Communiquer, c'est-à-dire échanger, mettre en commun,
rendre commun, c'est-à-dire rendre public ce qui d'abord était privé.
Il s'agit de donner connaissance à autrui de ce
qui m'est personnel, privé, intérieur, puisque appartenant au champ fermé de ma conscience.
Les pensées sont
incommunicables directement, de conscience à conscience.
Ma pensée ne peut être connue d'autrui
qu'indirectement, par la médiation du langage.
Communiquer consiste donc à traduire la pensée en mots pour la
transmettre à autrui.
Communiquer, c'est transmettre un message.
La communication peut être pensée sur le
modèle de la transmission entre un émetteur et un récepteur.

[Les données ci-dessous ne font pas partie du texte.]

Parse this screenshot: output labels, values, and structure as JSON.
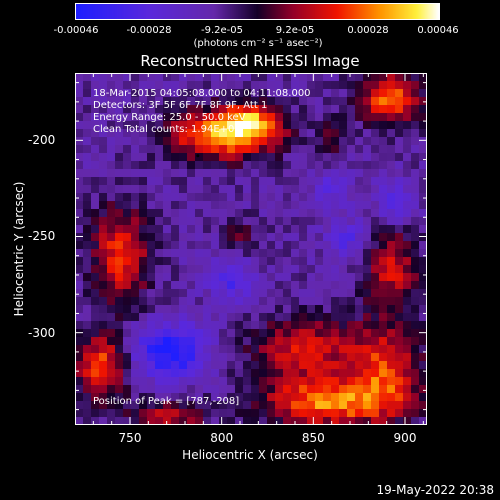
{
  "colorbar": {
    "ticks": [
      "-0.00046",
      "-0.00028",
      "-9.2e-05",
      "9.2e-05",
      "0.00028",
      "0.00046"
    ],
    "unit": "(photons cm⁻² s⁻¹ asec⁻²)"
  },
  "chart_data": {
    "type": "heatmap",
    "title": "Reconstructed RHESSI Image",
    "xlabel": "Heliocentric X (arcsec)",
    "ylabel": "Heliocentric Y (arcsec)",
    "xlim": [
      720,
      912
    ],
    "ylim": [
      -348,
      -165
    ],
    "xticks": [
      "750",
      "800",
      "850",
      "900"
    ],
    "yticks": [
      "-200",
      "-250",
      "-300"
    ],
    "zlim": [
      -0.00046,
      0.00046
    ],
    "info_lines": [
      "18-Mar-2015 04:05:08.000 to 04:11:08.000",
      "Detectors: 3F 5F 6F 7F 8F 9F, Att 1",
      "Energy Range: 25.0 - 50.0 keV",
      "Clean     Total counts: 1.94E+04"
    ],
    "peak_text": "Position of Peak = [787,-208]",
    "peak_position": [
      787,
      -208
    ],
    "blobs": [
      {
        "x": 800,
        "y": -197,
        "sx": 20,
        "sy": 9,
        "amp": 0.00046
      },
      {
        "x": 817,
        "y": -190,
        "sx": 12,
        "sy": 7,
        "amp": 0.0003
      },
      {
        "x": 745,
        "y": -260,
        "sx": 11,
        "sy": 18,
        "amp": 0.00033
      },
      {
        "x": 734,
        "y": -318,
        "sx": 10,
        "sy": 12,
        "amp": 0.00036
      },
      {
        "x": 845,
        "y": -308,
        "sx": 21,
        "sy": 11,
        "amp": 0.00028
      },
      {
        "x": 890,
        "y": -318,
        "sx": 14,
        "sy": 16,
        "amp": 0.0003
      },
      {
        "x": 893,
        "y": -267,
        "sx": 11,
        "sy": 15,
        "amp": 0.00026
      },
      {
        "x": 892,
        "y": -178,
        "sx": 12,
        "sy": 10,
        "amp": 0.00038
      },
      {
        "x": 858,
        "y": -336,
        "sx": 26,
        "sy": 9,
        "amp": 0.0004
      },
      {
        "x": 770,
        "y": -344,
        "sx": 14,
        "sy": 6,
        "amp": 0.00026
      },
      {
        "x": 810,
        "y": -250,
        "sx": 7,
        "sy": 7,
        "amp": 0.00014
      },
      {
        "x": 860,
        "y": -200,
        "sx": 5,
        "sy": 9,
        "amp": 0.00012
      },
      {
        "x": 772,
        "y": -310,
        "sx": 14,
        "sy": 10,
        "amp": -0.00036
      },
      {
        "x": 805,
        "y": -272,
        "sx": 9,
        "sy": 9,
        "amp": -0.0002
      },
      {
        "x": 868,
        "y": -252,
        "sx": 8,
        "sy": 8,
        "amp": -0.00018
      },
      {
        "x": 860,
        "y": -225,
        "sx": 7,
        "sy": 7,
        "amp": -0.00016
      },
      {
        "x": 895,
        "y": -232,
        "sx": 8,
        "sy": 8,
        "amp": -0.00018
      }
    ]
  },
  "timestamp": "19-May-2022 20:38"
}
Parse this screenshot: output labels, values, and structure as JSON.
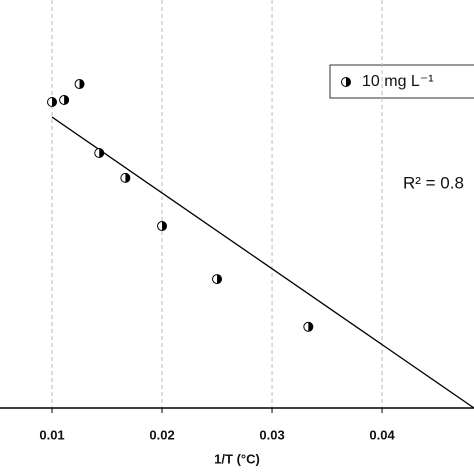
{
  "chart_data": {
    "type": "scatter",
    "x_label": "1/T (°C)",
    "annotation": "R² = 0.8",
    "xlim": [
      0.00527,
      0.04836
    ],
    "xticks": [
      0.01,
      0.02,
      0.03,
      0.04
    ],
    "ylim": [
      0,
      1
    ],
    "grid": true,
    "legend": "top-right",
    "series": [
      {
        "name": "10 mg L⁻¹",
        "color": "#000000",
        "x": [
          0.01,
          0.0111,
          0.0125,
          0.01429,
          0.01667,
          0.02,
          0.025,
          0.0333
        ],
        "values": [
          0.75,
          0.755,
          0.794,
          0.625,
          0.564,
          0.446,
          0.316,
          0.199
        ]
      }
    ],
    "fit": {
      "color": "#000000",
      "x": [
        0.01,
        0.04836
      ],
      "values": [
        0.713,
        0
      ]
    }
  }
}
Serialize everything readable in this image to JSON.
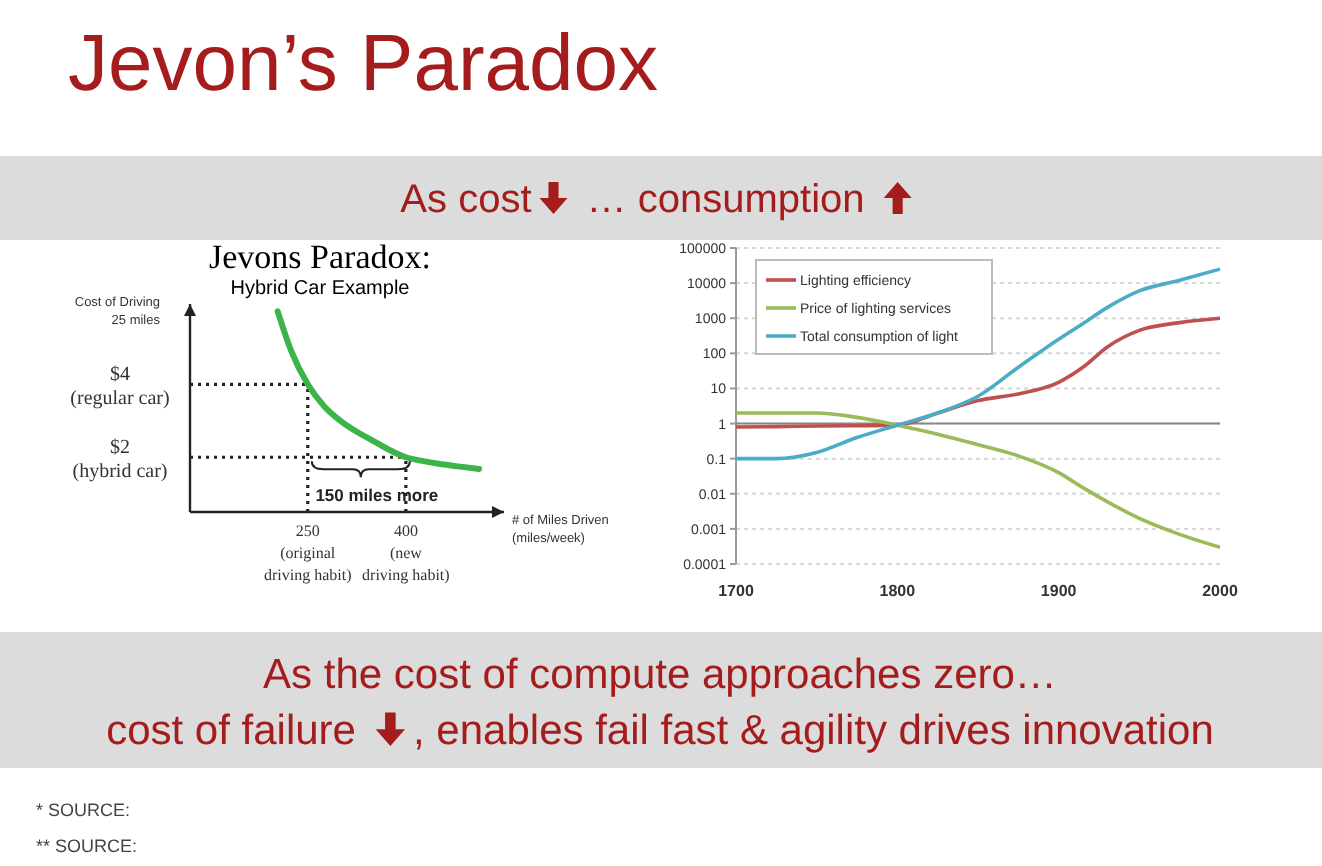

Le langage serait donc le véhicule, ou l'instrument de
la pensée.
C'est la conception la plus commune du rapport entre le langage et la pensée: le langage est un
instrument au service de la pensée.
Certaines expressions courantes sont révélatrices de cette conception
instrumentaliste: on dit que les mots "traduisent" notre pensée, ce qui suppose que la pensée est déjà là, avant
l'expression.
Ou encore, on dit que l'on "cherche ses mots", comme si l'on avait une idée, sans trouver le mot qui lui
correspond.
La pensée, donc, préexisterait au langage, les idées précéderaient les mots.
Ne pas trouver le mot
adéquat suscite un sentiment d'agacement, voire d'hostilité contre cet outil imparfait qu'est le langage.
Le langage
a pour fonction de communiquer un message.
Le but est d'arriver à une transmission aussi claire que possible.
Mais
elle n'est jamais absolument transparente.
Toute transmission d'information subit des pertes, des déformations.
Le
langage, instrument au service de la pensée, n'est pas toujours fidèle à mon intention.
C'est un outil imparfait, car
les mots trahissent nos intentions, ils déforment notre pensée.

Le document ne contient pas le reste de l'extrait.